Rohin Shah comments on Coherence arguments do not entail goal-directed behavior

Rohin Shah 8 Dec 2019 5:20 UTC
LW: 6 AF: 4
AF
I pretty strongly agree with this review (and jtbc it was written without any input from me, even though Daniel and I are both at CHAI).
I think of ‘coherence arguments’ as including things like ‘it’s not possible for you to agree to give me a limitless number of dollars in return for nothing’, which does imply some degree of ‘goal-direction’.
Yeah, maybe I should say “coherence theorems” to be clearer about this? (Like, it isn’t a theorem that I shouldn’t give you limitless number of dollars in return for nothing; maybe I think that you are more capable than me and fully aligned with me, and so you’d do a better job with my money. Or maybe I value your happiness, and the best way to purchase it is to give you money no strings attached.)
Responses from outside this camp
Fwiw, I do in fact worry about goal-directedness, but (I think) I know what you mean. (For others, I think Daniel is referring to something like “the MIRI camp”, though that is also not an accurate pointer, and it is true that I am outside that camp.)
My responses to the questions:
1. The ones in Will humans build goal-directed agents?, but if you want arguments that aren’t about humans, then I don’t know.
2. Depends on the distribution over utility functions, the action space, etc, but e.g. if it uniformly selects a numeric reward value for each possible trajectory (state-action sequence) where the actions are low-level (e.g. human muscle control), astronomically low.
3. That will probably be a good model for some (many?) powerful AI systems that humans build.
4. I don’t know. (I think it depends quite strongly on the way in which we train powerful AI systems.)
5. Not likely at low levels of intelligence, plausible at higher levels of intelligence, but really the question is not specified enough.
What links here?
- Rohin Shah's comment on Coherence arguments do not entail goal-directed behavior by Rohin Shah (10 Jun 2022 5:47 UTC; 2 points)
- DanielFilan 8 Dec 2019 5:34 UTC
  LW: 6 AF: 4
  AF Parent
  
  it was written without any input from me
  
  Well, I didn’t consult you in the process of writing the review, but we’ve had many conversations on the topic which presumably have influenced how I think about the topic and what I ended up writing in the review.

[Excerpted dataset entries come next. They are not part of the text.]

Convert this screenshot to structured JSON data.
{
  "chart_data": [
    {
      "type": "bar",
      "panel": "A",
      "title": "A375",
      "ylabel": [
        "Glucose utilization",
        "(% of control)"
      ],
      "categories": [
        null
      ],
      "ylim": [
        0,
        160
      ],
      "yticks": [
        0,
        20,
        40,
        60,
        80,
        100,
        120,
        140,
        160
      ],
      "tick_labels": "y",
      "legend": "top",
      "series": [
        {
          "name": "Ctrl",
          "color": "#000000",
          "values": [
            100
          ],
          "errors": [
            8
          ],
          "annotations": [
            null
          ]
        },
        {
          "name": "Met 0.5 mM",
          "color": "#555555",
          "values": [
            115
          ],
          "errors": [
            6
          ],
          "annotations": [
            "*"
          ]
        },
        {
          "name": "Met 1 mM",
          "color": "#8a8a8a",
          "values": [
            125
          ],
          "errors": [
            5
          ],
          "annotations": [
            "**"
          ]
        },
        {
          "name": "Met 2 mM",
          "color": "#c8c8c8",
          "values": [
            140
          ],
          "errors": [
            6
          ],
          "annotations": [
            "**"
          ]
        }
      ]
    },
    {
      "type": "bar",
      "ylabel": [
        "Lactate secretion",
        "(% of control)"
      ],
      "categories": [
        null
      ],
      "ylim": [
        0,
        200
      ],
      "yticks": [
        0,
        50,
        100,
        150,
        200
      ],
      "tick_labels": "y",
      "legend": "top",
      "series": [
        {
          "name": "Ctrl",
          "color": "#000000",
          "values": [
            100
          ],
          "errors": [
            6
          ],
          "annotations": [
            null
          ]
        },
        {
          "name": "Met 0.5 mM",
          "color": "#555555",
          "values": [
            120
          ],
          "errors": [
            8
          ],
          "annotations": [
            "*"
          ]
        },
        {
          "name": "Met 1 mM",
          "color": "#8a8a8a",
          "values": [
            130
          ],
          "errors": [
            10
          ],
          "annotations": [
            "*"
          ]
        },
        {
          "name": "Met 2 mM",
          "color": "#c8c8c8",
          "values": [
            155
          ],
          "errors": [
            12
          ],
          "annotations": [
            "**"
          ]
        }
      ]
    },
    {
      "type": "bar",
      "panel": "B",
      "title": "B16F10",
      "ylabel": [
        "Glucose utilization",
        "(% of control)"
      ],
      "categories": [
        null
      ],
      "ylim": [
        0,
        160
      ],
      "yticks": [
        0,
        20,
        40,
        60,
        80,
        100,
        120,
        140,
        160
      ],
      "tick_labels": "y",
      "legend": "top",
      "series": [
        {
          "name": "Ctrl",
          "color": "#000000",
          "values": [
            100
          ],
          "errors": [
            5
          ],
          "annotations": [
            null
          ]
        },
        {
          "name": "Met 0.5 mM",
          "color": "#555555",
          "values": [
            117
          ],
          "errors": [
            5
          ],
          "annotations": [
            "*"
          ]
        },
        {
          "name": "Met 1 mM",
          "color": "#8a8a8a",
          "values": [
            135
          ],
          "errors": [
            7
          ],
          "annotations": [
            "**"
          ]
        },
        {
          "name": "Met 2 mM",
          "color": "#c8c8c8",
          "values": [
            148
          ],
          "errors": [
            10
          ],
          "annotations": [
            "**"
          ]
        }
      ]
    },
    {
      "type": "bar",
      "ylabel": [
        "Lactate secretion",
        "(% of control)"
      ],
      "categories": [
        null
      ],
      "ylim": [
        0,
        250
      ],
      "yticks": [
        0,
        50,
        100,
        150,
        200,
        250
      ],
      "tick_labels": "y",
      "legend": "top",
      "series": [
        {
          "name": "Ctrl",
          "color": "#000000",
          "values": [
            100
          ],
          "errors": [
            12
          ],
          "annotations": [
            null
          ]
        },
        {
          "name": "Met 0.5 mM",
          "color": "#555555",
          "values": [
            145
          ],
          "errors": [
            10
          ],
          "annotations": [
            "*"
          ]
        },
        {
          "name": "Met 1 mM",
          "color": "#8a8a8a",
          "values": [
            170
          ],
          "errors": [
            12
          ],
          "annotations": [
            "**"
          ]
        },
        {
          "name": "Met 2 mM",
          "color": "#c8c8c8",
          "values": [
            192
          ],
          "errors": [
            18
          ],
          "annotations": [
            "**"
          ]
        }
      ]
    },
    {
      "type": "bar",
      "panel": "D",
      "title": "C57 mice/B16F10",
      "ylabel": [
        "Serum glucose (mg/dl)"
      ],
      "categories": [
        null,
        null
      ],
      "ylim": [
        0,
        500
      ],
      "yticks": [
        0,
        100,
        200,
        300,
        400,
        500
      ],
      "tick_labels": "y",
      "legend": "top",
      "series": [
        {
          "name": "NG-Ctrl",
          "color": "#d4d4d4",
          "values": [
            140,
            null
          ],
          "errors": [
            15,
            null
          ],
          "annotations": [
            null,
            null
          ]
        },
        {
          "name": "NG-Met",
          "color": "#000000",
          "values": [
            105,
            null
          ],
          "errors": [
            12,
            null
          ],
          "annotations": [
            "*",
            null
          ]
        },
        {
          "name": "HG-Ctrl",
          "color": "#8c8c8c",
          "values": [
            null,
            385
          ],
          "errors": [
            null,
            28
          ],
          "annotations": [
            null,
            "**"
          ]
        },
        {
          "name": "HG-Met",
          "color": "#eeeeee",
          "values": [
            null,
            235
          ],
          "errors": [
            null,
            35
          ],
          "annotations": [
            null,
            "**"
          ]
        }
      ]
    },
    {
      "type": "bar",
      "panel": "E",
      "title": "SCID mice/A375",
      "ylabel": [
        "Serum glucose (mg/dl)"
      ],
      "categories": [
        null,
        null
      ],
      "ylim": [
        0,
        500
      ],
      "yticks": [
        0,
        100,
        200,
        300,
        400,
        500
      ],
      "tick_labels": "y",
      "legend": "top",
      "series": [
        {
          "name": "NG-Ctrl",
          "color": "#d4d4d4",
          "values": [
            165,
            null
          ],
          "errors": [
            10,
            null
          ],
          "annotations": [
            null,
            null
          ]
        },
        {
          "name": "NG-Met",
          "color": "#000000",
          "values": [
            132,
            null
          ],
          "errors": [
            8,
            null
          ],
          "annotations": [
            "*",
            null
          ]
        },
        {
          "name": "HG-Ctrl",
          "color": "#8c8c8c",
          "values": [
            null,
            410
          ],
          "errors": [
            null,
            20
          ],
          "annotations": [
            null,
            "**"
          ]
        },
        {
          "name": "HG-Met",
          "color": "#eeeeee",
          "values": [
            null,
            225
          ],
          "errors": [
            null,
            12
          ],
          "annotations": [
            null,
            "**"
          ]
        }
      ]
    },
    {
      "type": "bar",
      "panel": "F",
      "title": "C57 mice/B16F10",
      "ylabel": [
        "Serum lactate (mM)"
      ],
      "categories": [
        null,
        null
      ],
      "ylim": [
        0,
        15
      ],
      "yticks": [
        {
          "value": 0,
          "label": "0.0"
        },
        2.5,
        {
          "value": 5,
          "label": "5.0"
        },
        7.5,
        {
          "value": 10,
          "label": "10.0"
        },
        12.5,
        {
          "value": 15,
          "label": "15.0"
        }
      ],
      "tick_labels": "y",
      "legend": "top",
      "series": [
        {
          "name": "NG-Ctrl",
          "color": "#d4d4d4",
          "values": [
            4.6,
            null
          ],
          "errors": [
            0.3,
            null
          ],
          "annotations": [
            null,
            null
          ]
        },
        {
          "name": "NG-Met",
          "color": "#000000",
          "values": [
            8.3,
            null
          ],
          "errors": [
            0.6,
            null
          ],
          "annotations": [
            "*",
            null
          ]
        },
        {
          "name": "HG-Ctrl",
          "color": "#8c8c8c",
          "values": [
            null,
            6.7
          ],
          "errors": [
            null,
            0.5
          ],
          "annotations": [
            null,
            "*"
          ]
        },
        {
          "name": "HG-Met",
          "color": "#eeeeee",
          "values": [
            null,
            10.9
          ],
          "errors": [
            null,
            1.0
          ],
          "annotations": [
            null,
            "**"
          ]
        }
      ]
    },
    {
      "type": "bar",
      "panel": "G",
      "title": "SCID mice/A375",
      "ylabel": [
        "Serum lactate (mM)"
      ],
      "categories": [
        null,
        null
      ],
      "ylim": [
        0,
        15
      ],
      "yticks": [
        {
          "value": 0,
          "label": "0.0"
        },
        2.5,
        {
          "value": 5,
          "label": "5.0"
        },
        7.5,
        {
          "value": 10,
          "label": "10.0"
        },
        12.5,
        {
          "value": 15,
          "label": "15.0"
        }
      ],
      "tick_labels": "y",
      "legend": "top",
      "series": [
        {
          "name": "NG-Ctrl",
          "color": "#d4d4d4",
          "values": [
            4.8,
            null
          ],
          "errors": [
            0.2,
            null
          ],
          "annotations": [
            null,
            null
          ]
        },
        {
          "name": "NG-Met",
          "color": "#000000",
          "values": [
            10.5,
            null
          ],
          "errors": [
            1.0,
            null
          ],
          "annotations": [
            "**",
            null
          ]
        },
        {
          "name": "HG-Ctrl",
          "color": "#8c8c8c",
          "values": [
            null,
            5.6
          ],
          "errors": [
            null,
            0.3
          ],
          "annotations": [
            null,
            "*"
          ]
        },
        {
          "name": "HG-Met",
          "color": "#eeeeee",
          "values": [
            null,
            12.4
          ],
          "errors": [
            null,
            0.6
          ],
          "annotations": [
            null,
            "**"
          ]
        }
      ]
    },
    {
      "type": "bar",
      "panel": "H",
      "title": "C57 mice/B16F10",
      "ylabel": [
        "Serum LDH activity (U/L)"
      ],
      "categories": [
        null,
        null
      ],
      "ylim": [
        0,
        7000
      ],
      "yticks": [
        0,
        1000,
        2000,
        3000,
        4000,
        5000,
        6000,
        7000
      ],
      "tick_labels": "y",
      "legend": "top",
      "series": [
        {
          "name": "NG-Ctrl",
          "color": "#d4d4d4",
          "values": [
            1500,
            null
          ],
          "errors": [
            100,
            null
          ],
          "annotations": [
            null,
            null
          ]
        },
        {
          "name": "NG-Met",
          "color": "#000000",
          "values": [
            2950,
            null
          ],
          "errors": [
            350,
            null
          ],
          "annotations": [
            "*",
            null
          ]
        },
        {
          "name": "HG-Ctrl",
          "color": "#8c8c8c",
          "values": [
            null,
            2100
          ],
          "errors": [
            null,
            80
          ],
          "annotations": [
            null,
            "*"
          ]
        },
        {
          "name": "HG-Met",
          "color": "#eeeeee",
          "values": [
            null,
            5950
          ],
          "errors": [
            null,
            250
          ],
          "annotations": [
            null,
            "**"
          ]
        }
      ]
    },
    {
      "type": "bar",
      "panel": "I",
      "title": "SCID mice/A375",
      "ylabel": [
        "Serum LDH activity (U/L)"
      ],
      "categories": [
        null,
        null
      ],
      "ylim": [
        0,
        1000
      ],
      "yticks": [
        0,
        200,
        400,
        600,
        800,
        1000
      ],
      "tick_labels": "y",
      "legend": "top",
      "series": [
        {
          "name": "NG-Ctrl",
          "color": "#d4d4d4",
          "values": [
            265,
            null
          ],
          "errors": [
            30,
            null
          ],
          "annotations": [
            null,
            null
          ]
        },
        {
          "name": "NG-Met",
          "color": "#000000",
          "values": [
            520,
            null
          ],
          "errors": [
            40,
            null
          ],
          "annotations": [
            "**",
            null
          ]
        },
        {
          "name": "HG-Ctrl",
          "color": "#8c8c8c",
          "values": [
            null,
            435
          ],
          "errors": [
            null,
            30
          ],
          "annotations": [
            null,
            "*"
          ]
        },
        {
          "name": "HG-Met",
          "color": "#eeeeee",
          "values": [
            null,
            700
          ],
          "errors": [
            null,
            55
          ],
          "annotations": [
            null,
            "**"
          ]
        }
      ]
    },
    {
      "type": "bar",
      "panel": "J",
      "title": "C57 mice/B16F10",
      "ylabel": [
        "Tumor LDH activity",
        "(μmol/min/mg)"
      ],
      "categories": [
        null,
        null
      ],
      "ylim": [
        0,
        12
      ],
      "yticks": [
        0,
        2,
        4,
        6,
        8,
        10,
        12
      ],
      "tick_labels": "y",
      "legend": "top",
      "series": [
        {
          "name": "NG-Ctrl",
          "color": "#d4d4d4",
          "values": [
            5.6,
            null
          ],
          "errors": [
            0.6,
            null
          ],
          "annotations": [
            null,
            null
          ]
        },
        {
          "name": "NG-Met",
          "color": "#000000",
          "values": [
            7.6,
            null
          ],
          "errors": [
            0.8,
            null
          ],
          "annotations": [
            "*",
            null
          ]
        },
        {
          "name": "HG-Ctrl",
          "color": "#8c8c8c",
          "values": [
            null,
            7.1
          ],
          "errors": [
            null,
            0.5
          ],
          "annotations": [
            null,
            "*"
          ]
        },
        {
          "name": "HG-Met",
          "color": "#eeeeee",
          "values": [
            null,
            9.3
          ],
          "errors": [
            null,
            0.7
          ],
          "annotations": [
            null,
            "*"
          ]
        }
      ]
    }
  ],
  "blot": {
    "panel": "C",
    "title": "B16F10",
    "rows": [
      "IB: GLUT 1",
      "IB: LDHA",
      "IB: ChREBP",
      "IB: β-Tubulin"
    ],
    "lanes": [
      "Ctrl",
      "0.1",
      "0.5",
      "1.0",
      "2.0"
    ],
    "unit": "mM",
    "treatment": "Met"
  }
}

- DanielFilan 8 Dec 2019 5:31 UTC
  LW: 4 AF: 2
  AF Parent
  
  I think of ‘coherence arguments’ as including things like ‘it’s not possible for you to agree to give me a limitless number of dollars in return for nothing’, which does imply some degree of ‘goal-direction’.
  
  Yeah, maybe I should say “coherence theorems” to be clearer about this?
  
  Sorry, I meant theorems taking ‘no limitless dollar sink’ as an axiom and deriving something interesting from that.